The mistake is repeating it. When the first ask gets a soft non-answer, the instinct is to explain more, apologize for asking, then bring it up again three days later with more feeling behind it. That turns your one clean request into a running argument he can label as pressure. Ask once. Watch. Decide.

What his answer actually tells you

There are four responses, and each one tells you something the words cannot hide.

He protects the small thing. He picks the evening, or the call happens on the nights he is home. Do not turn one week into a verdict, but this is the answer you wanted. The job stayed hard and he still found the seam.

He negotiates in good faith. "I can't do a set night, but I can text you every night before I crash, and Sundays are yours." That is a yes with edits.
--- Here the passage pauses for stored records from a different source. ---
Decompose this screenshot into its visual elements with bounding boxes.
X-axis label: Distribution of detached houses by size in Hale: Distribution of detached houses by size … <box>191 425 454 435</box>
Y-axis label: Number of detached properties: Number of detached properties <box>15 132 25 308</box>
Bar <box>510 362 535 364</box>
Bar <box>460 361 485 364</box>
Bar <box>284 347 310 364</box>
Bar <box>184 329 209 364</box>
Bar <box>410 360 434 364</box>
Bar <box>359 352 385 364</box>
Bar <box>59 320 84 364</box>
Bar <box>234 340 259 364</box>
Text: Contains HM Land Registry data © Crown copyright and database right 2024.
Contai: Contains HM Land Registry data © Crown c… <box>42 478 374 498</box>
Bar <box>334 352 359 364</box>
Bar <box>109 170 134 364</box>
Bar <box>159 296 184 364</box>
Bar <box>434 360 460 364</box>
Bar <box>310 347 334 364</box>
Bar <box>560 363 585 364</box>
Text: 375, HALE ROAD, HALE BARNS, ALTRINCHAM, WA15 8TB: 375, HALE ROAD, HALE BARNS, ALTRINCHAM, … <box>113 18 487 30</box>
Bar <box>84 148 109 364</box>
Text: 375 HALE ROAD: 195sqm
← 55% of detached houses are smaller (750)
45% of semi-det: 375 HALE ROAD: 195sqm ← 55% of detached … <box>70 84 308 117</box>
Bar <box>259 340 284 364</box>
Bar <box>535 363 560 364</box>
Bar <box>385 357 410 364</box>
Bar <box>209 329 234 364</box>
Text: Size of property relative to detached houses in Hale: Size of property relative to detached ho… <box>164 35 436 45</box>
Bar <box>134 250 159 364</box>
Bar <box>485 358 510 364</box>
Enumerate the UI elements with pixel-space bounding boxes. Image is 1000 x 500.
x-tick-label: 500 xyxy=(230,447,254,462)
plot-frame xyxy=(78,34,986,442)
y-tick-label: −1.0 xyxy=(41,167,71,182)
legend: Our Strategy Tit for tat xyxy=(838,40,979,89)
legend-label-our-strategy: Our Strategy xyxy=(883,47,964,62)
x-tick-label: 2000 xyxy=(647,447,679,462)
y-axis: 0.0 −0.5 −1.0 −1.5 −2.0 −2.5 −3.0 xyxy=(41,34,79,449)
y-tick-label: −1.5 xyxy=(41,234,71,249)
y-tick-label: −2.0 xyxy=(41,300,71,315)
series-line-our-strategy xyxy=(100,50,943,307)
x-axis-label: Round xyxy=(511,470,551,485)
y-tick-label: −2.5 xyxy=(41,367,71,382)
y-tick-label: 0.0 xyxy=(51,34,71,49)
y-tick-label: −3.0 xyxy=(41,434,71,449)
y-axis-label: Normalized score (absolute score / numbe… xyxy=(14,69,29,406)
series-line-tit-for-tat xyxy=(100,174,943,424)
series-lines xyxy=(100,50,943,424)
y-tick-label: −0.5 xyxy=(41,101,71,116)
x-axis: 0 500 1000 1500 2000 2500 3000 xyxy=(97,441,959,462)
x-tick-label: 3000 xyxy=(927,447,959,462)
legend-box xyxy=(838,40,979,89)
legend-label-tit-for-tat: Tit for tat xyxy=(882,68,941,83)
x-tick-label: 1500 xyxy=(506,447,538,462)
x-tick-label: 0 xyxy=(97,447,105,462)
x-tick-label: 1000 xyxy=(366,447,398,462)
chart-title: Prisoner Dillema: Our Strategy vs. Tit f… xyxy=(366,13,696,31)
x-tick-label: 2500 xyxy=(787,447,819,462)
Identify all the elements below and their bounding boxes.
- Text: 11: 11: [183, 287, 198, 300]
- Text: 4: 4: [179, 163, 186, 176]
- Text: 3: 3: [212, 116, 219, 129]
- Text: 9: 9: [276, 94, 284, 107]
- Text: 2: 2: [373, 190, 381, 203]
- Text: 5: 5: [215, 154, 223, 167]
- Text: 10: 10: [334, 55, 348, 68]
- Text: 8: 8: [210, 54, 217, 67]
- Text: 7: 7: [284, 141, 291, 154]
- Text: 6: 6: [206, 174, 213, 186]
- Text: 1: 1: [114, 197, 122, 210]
He is working the problem with you instead of hiding behind it.

He answers the feeling and dodges the ask. "I know, I feel terrible about it, I miss you too." Warm, and completely empty. He agreed the situation is sad and committed to nothing. If the small, specific request keeps dissolving into feelings, you have your answer.

He calls the request pressure. If naming one ten minute need gets treated as you not understanding his life, the problem is not the job. When a partner reframes a small, reasonable ask as you being demanding, that is the pattern to read, not the schedule.

You do not have to decide whether his job is truly that consuming. You will never win that argument and you do not need to. You only have to watch what he does with the time the job does not touch. If you are still not sure whether his hours are a season or a permanent way of living, work through temporary versus permanent before you invest more. And if you want the version of this that leaves work out of it entirely, ask for more without asking him to work less.

The job is his to run. The ten minutes are his to give. He just told you which one he was willing to talk about.